The plaintiff, a tenant on the third floor of the defendant's tenement house, was injured by falling down the stairs. Due to unprecedented flood conditions, electric service had been interrupted for five days at the time of the accident, and the hallway, and stairs where the plaintiff fell, were dark except for the light of an insufficient candle furnished by another tenant. Candles, lanterns and lamps were obtainable in the neighborhood during the period. Held that whether under all the circumstances disclosed in evidence the defendant was guilty of a breach of its statutory duty to provide for the lighting of its halls at night was a fair question of fact for the jury, and its determination of that question in favor of the plaintiff was reasonable and must stand,
Argued October 14th, 1937
Decided November 3d 1937.
ACTION to recover damages for personal injuries, alleged to have been caused by the negligence of the defendant, brought to the Superior Court in Hartford County and tried to the jury before Foster, J.; verdict and judgment for the plaintiff and appeal by the defendant.
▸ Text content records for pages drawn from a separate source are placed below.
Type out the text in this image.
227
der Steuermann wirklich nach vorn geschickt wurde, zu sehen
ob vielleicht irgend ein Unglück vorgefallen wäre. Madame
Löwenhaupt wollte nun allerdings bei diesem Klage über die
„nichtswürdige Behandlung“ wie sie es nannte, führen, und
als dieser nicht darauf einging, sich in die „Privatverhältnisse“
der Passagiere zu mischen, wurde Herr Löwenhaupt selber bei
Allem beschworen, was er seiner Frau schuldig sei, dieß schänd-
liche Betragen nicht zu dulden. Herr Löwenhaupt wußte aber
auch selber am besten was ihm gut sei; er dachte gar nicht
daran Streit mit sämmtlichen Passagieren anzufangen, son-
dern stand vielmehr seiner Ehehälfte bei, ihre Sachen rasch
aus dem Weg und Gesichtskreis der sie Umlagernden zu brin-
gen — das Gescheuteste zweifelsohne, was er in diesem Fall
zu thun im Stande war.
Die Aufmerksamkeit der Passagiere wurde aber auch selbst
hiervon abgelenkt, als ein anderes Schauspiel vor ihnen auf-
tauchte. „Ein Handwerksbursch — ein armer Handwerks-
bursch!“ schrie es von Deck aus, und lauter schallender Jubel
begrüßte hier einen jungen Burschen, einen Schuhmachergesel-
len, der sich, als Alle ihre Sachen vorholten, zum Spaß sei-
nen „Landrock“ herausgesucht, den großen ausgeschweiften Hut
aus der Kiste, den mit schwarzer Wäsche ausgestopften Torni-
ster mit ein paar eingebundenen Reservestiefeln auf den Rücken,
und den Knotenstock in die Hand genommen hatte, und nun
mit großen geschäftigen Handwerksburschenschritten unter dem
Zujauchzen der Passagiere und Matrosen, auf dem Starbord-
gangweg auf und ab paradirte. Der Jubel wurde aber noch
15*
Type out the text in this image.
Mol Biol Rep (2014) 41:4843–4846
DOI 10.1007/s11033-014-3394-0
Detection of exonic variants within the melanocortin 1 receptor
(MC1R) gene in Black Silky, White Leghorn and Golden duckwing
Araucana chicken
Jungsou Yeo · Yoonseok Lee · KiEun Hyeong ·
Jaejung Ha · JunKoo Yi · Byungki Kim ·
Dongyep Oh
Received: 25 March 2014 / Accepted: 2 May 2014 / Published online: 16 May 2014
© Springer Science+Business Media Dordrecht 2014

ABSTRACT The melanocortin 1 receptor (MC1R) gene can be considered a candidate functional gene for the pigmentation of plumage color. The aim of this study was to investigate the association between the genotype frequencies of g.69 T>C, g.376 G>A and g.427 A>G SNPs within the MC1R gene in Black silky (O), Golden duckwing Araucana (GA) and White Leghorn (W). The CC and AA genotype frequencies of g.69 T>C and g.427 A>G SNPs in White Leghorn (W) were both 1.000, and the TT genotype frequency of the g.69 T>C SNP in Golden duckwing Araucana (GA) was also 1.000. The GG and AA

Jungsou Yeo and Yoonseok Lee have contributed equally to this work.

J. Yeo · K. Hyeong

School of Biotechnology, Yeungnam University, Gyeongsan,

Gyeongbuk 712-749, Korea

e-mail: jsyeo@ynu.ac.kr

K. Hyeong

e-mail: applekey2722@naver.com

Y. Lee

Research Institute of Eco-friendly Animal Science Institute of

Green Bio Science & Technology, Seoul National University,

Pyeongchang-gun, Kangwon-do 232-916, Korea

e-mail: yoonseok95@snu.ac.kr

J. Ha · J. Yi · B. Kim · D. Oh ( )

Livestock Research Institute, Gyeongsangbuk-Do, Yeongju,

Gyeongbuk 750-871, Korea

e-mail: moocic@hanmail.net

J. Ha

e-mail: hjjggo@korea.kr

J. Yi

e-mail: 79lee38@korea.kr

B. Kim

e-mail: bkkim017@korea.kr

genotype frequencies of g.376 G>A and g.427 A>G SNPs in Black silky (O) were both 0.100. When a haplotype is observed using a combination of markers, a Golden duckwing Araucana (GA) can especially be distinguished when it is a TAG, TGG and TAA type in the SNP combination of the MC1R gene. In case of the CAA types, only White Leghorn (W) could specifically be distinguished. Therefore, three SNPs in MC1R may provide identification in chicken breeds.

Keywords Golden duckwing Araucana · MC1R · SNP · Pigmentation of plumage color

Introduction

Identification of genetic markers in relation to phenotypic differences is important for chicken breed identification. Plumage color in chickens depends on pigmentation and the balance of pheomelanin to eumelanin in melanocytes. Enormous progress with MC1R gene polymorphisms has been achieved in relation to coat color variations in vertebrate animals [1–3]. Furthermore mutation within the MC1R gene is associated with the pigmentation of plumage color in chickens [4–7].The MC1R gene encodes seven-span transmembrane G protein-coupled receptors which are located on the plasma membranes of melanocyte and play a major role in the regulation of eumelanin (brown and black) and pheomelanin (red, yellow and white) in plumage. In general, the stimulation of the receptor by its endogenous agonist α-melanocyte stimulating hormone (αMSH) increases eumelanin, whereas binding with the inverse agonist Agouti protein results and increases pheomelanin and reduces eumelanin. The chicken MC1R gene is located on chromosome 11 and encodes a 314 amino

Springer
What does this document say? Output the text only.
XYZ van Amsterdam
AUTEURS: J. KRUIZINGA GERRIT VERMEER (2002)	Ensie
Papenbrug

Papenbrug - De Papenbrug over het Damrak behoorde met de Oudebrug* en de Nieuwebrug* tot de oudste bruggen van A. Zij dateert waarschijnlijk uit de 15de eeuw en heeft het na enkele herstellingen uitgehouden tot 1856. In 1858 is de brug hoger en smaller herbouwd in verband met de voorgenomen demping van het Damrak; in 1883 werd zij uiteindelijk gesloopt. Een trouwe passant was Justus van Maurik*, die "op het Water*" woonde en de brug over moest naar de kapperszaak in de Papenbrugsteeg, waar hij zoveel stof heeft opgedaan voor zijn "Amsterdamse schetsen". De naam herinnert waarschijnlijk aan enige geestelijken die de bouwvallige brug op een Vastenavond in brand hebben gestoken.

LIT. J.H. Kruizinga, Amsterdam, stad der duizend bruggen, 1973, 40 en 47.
No error.
DeLancey Pelgrift, for the appellant (defendant).
Dennis P. O'Connor, with whom, on the brief, was James J. O'Connor, for the appellee (plaintiff).
The jury could reasonably have found the following facts: The plaintiff lived with her husband and daughter on the third floor of an eight tenement house belonging to the defendant. The stairway leading from the second to the first or ground floor was in good structural condition and was provided with adequate electric lighting fixtures and a hand rail. Due to unprecedented flood conditions, electric service was interrupted at 1.04 a.m. on March 20th, 1936, and was not resumed until 10.30 a.m. on March 31st, 1936. On the evening of March 25th, 1936, the plaintiff left her home to go to church. The tenant on the second floor had provided a candle but, due to the arrangement of the exits, it did not throw any light into the main hall leading to the first floor. The latter was very dark. In attempting to descend this last flight, the plaintiff missed her footing in the dark. She fell the full length of the stairs and was injured. Candles, lanterns and lamps were obtainable in the neighborhood between the twentieth and twenty-fifth of March. The jury rendered a verdict for the plaintiff. The only assignment of error is the failure of the trial court to set it aside.
Section 2566 of the General Statutes provides that "The owner of each tenement house shall provide for the lighting of all public halls at night." This statute has been interpreted as placing upon the landlord the duty of using reasonable care and diligence to provide for the lighting of public halls and to keep the lights in operation during the night. Iudica v. DeNezzo, 115 Conn. 233, 238, 161 A. 81. In the absence of any assignment of error addressed to the charge, it is to be assumed that the jury was correctly instructed on this point. Schroeder v. Hartford, 104 Conn. 334, 336, 132 A. 901. The defendant could hardly claim that if the current was permanently interrupted, it could be absolved from the duty imposed by the statute by the maintenance of unlighted fixtures. Whether under all the circumstances disclosed in evidence it was guilty of a breach of that duty was a fair question of fact for the jury. Its determination of that question in favor of the plaintiff is reasonable and must stand. Porcello v. Finnan, 113 Conn. 730, 733, 156 A. 863. The refusal of the trial judge to set the verdict aside is important. Roma v. Thames River Specialties Co., 90 Conn. 18, 20, 96 A. 169.
The defendant claims that this conclusion makes it an insurer and cites Micca v. Parentini, 8 N.J. Misc. 332, 150 A. 223. As far as the point under discussion is concerned, the latter case differs factually from the case at bar in that there was a light failure of two and a half hours in that case, while here it exceeded five days. The evidence relative to the opportunities for obtaining other lights clearly justified the verdict. No question of the defendant being an insurer can be said to be involved.